Protecting consumer privacy vs. marketing: A balancing act
The answer lies in leveraging end-to-end encrypted data sources, which provide the best of both worlds. By having a wall between where the users engage (media platforms) and where data analytics live (proprietary databases), consumers have a choice around privacy while also receiving valuable brand information and content.
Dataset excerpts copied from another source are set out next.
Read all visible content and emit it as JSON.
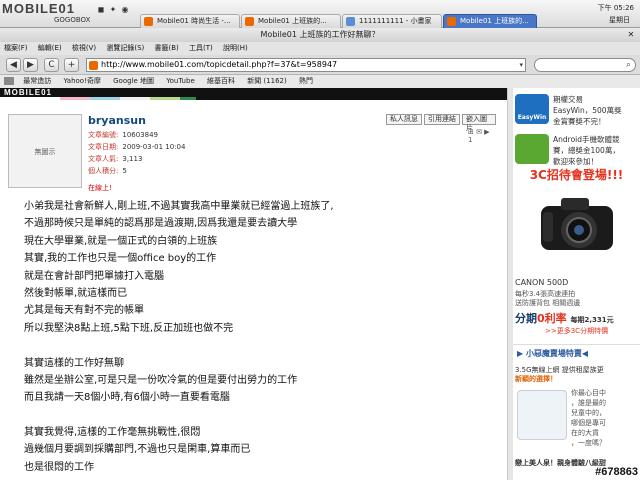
{
  "system": {
    "logo": "MOBILE01",
    "gogobox": "GOGOBOX",
    "clock": "下午 05:26",
    "day": "星期日"
  },
  "tabs": [
    {
      "label": "Mobile01 時尚生活 -..."
    },
    {
      "label": "Mobile01 上班族的..."
    },
    {
      "label": "1111111111 - 小畫家"
    },
    {
      "label": "Mobile01 上班族的..."
    }
  ],
  "window": {
    "title": "Mobile01 上班族的工作好無聊？"
  },
  "menu": [
    "檔案(F)",
    "編輯(E)",
    "檢視(V)",
    "瀏覽記錄(S)",
    "書籤(B)",
    "工具(T)",
    "說明(H)"
  ],
  "nav": {
    "back": "◀",
    "forward": "▶",
    "reload": "C",
    "new_tab": "+",
    "url": "http://www.mobile01.com/topicdetail.php?f=37&t=958947"
  },
  "bookmarks": [
    "最常造訪",
    "Yahoo!奇摩",
    "Google 地圖",
    "YouTube",
    "維基百科",
    "新聞 (1162)",
    "熱門"
  ],
  "site": {
    "logo": "MOBILE01"
  },
  "colors": {
    "strip": [
      "#f3b9c8",
      "#9fd3e8",
      "#f2f2f2",
      "#b9d98a",
      "#2e8b4e",
      "#111111"
    ],
    "accent": "#134a7a",
    "red": "#e6321e"
  },
  "post": {
    "avatar_text": "無圖示",
    "author": "bryansun",
    "meta": [
      {
        "label": "文章編號:",
        "value": "10603849"
      },
      {
        "label": "文章日期:",
        "value": "2009-03-01 10:04"
      },
      {
        "label": "文章人氣:",
        "value": "3,113"
      },
      {
        "label": "個人積分:",
        "value": "5"
      }
    ],
    "online": "在線上!",
    "buttons": [
      "私人訊息",
      "引用連結",
      "嵌入圖片"
    ],
    "tools": "⊞ ✉ ▶ 1",
    "body": [
      "小弟我是社會新鮮人,剛上班,不過其實我高中畢業就已經當過上班族了,",
      "不過那時候只是單純的認爲那是過渡期,因爲我還是要去讀大學",
      "現在大學畢業,就是一個正式的白領的上班族",
      "其實,我的工作也只是一個office boy的工作",
      "就是在會計部門把單據打入電腦",
      "然後對帳單,就這樣而已",
      "尤其是每天有對不完的帳單",
      "所以我堅決8點上班,5點下班,反正加班也做不完",
      "",
      "其實這樣的工作好無聊",
      "雖然是坐辦公室,可是只是一份吹冷氣的但是要付出勞力的工作",
      "而且我請一天8個小時,有6個小時一直要看電腦",
      "",
      "其實我覺得,這樣的工作毫無挑戰性,很悶",
      "過幾個月要調到採購部門,不過也只是閑車,算車而已",
      "也是很悶的工作"
    ]
  },
  "sidebar": {
    "ad1": {
      "brand": "EasyWin",
      "text": [
        "期權交易",
        "EasyWin，500萬獎",
        "金賞賽獎不完！"
      ]
    },
    "ad2": {
      "text": [
        "Android手機軟體競",
        "賽，總獎金100萬，",
        "歡迎來參加！"
      ]
    },
    "ad3_title": "3C招待會登場!!!",
    "camera": "CANON 500D",
    "promo": [
      "每秒3.4張高速連拍",
      "送防護背包 相關週邊"
    ],
    "rate_prefix": "分期",
    "rate_red": "0利率",
    "rate_suffix": "每期2,331元",
    "more": ">>更多3C分期特價",
    "section_title": "▶ 小惡魔賣場特賣◀",
    "ad4": {
      "title": "3.5G無線上網 提供租屋族更",
      "sub": "新穎的選擇！"
    },
    "ad5": [
      "你最心目中",
      "，誰是最的",
      "兒童中的，",
      "哪個是專可",
      "在的大貨",
      "，一度嗎？"
    ],
    "ad6": "戀上美人泉！親身體驗八級甜"
  },
  "watermark": "#678863"
}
Creating this “wall” between the user and their data helps combat the turbulence caused by the iOS 14 privacy option. It mitigates the lost opportunity from limited consumer tracking with an AI-based algorithmic approach. By constructing custom audiences, companies can put their digital ads in front of the right customers across major platforms.
Here’s how it works:
- By accessing a proprietary database of more than 45 million consumer personas, brands can optimize their digital marketing campaigns by utilizing customized shopper profiles — data that faithfully represents their target consumer but is fully anonymized for privacy.
- Once these data sets are constructed, data scientists use AI to iterate on high-performing audiences to best fit each unique conversion funnel. They fine-tune the dimensions using targeted experiments and technology that gets smarter with each iteration.
- These AI-built audiences can then activate social platforms’ built-in targeting engines, which are currently underused as the data signal required to activate effective targeting has been cut off by iOS14 with Android soon to follow.
Data science helps drive revenue
Using this approach, brands can protect the consumer while still enhancing profitability at scale. AI and machine learning are now being used to help drive revenue, reduce acquisition costs and increase return on advertising spend (ROAS).
After the iOS changes were implemented, we worked with furniture company Apt2B to see if it could still profitably target audiences on Facebook using this new approach. The experiment worked. The company actually generated more revenue on less spend. Apt2B’s initial 60-day ROAS for its new curated audiences was 41% better than Apt2B’s standard campaigns. And after three months, they had generated $700,000 in revenue based on a $60,000 investment in advertising spend.
Apt2B’s COO Alex Back said, “The new performance achieved was so cost-effective at scale that our team had to triple-check the results. While other businesses have looked elsewhere for advertising solutions, we’re seizing the opportunity and are investing more in the Facebook platform.”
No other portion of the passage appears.